For the last 5 years I posed at least one post per week. I like to take a moment to celebrate this milestone and look back on how I did this and what I learned in doing so.

The NDC 2017 had a long-lasting effect on me. Especially the presentation by
Troy Hunt on Hack Your Career gave me the motivation to blog more and showed me a way to do it.

That way is the “One Input, Multiple Outputs” approach, in which we aim to get multiple results out of the work we do. Instead of just fixing a bug, we add tests to prevent the bug from coming back, update the documentation and refactor the code to prevent others from making the same mistake. Not only does this approach improve the quality of our code, but it will also save us time in the future when we don’t have to fix regressions.

With all the heavy lifting of understanding the problem already done, it only takes a tiny bit of additional time to create a minimalistic example and write the blog post on the technical aspect of the problem.

You need to fix a problem with your user group site? Blog about it. You are learning a new programming language? Document your learning progress with blog posts. Need to do something with MS Office? Document the process to save time for the next time. Whatever task you do, if it takes time and is important, there is probably something to blog about in it. You just need to find it.

If you keep doing that, not only do you get enough ideas to blog about every week.
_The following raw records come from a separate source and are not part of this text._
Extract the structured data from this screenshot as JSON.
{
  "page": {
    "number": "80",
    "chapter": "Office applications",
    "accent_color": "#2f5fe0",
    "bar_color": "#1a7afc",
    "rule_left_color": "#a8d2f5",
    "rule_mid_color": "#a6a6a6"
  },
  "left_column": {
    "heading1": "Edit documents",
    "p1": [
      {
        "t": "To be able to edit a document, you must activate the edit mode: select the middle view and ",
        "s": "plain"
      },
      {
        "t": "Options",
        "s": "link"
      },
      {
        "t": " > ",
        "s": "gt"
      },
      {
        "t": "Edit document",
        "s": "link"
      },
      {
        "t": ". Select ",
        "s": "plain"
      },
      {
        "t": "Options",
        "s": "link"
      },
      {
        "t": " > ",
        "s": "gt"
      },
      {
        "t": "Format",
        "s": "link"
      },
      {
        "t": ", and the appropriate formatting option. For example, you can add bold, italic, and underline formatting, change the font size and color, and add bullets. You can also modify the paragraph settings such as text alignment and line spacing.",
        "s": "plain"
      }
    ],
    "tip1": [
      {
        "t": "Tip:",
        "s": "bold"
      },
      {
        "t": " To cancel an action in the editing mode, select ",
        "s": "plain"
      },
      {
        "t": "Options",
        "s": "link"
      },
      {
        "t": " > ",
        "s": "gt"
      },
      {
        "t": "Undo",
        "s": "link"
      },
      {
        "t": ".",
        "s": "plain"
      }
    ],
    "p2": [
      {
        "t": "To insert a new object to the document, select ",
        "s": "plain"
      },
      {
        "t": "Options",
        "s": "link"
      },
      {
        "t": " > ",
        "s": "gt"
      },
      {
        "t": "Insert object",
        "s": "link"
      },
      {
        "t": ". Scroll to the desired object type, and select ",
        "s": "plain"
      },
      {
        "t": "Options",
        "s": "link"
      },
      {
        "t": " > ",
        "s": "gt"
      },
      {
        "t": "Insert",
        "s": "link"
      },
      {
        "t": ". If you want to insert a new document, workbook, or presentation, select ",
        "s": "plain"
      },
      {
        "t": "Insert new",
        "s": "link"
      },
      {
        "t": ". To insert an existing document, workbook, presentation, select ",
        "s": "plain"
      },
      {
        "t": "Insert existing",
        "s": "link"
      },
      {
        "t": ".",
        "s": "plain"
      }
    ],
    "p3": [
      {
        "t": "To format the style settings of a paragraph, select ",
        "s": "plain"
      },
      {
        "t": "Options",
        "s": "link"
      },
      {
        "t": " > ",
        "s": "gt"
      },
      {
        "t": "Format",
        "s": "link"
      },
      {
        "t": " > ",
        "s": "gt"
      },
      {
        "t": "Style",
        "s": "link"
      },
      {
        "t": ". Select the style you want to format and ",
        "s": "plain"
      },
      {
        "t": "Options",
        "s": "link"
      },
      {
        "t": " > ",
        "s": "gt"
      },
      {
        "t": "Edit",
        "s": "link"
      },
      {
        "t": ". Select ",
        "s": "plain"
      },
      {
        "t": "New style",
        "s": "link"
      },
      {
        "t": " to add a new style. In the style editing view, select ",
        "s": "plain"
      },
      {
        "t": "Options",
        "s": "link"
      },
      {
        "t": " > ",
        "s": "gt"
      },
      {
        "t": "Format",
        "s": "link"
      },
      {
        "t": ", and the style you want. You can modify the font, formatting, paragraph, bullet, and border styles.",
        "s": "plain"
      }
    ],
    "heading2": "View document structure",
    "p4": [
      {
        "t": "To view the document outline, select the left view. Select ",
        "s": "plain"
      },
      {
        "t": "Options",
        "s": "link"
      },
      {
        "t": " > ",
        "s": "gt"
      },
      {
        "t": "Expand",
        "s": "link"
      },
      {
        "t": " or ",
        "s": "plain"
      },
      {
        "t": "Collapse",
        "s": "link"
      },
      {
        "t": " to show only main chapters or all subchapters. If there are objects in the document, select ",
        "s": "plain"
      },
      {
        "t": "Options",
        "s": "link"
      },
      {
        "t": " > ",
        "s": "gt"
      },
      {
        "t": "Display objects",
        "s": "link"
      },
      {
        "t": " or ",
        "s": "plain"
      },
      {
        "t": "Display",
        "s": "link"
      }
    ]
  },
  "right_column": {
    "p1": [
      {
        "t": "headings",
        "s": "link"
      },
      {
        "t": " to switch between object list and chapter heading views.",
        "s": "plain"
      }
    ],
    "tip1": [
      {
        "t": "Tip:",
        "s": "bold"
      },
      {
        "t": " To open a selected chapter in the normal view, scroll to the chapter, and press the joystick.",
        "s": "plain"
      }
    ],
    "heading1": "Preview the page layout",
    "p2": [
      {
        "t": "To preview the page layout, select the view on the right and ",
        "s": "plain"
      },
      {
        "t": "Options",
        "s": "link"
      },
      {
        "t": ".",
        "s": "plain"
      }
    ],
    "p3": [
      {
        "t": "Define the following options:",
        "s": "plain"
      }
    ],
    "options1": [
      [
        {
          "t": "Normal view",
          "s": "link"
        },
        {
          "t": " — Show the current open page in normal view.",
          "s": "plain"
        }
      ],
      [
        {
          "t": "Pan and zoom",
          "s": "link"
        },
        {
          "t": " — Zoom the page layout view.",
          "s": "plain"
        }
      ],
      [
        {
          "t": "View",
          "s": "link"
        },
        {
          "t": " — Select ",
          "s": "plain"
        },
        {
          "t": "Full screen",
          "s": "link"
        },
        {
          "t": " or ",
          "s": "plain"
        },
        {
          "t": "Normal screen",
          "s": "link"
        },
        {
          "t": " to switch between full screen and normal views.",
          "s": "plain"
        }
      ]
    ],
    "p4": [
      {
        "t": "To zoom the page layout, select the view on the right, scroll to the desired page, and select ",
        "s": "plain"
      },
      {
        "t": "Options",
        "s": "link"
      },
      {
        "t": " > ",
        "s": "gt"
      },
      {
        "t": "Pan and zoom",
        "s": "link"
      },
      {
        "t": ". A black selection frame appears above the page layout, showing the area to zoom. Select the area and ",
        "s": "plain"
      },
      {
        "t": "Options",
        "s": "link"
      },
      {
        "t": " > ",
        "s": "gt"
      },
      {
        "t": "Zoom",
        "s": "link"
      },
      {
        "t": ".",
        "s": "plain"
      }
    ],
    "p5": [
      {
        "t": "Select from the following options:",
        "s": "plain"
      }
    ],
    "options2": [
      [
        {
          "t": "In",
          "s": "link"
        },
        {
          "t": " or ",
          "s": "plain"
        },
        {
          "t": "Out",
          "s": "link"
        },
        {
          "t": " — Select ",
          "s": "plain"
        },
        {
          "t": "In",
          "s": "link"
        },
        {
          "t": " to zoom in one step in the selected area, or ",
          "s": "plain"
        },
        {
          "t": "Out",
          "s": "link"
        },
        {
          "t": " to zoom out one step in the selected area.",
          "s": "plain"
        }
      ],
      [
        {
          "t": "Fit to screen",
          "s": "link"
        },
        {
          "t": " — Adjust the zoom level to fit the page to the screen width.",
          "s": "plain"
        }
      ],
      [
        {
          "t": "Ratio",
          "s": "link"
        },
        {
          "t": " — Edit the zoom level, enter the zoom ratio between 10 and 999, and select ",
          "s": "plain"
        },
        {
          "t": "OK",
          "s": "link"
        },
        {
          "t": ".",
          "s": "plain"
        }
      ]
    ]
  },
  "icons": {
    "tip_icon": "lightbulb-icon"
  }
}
You also create a good documentation of your work that you can share with your team and everyone else.

 

Measurable effects

Before June 2017 I had weeks where I published multiple posts and then months in which I wrote nothing. Some posts got a bigger audience, but most did not get many readers. The page views stagnated around 3’000 to 4’000 per month.

As I got into the one post per week rhythm, it took 3 months until the numbers started to increase. That increase continued up to the currently 50’000 to 60’000 page views per month (a 15x increase):

An arrow marks the change to a post a week what lead to a change of around 4'000 page views per month to now over 50'000.

The big effect on the page views comes from two main sources:

  1. Google loves a constant rate of change on your site. Publishing new content in a fixed rhythm got me a much better placement in the search results as when I posted a few posts in one week and then nothing for a month. I settled on Tuesday at 7 pm and kept publishing at that time (scheduled posts are a great help for that).
  2. A post a week gives you 52 posts per year. In comparison, I wrote 57 posts in total in the 3.5 years before June 2017. Not only leads this to a lot more posts, but it also gives a lot more opportunities to hit a topic that finds its readers.

 

Readers are unpredictable

I wrote long and detailed posts that only a handful of people noticed, and I spat out posts with only a few words like “Format JSON in Sublime Text 4” that got more than 17’000 page views. It is impossible to predict which post will find its audience.

Many of my posts find their audience only after months. It may take up to 6 months until I see a bigger increase of page views through organic traffic. Don’t give up if your post does not immediately find its audience, it may take time until that happens.

 

Tips for your blog

Based on my experience I have these suggestions for your blog:

  1. Write and publish at a constant pace. It does not need to be a post a week but try to find a rhythm and stick to it.
  2. A queue of a few posts that are ready to publish allows you to keep your publishing pace when something comes up and you cannot write for a few weeks.
  3. It is unpredictable what posts will get lots of readers. Therefore, do not bother about what may be of interest for others and write about the things you find interesting.
  4. (Especially for software developers) Spent your time on writing posts and not on writing a blog engine.

 

Parting thoughts

Putting my thoughts into blog posts is for me a helpful way to better understand the problem and to offload the mental work of remembering details. If something comes up, I make a quick search in my blog to figure out if I already had blogged about that specific problem. If so, I can go directly to a solution, without trying different Google results.

I can highly recommend blogging as a way to share your knowledge. It may help others and more often than not, it helps you to remember how to solve a specific problem. Try it!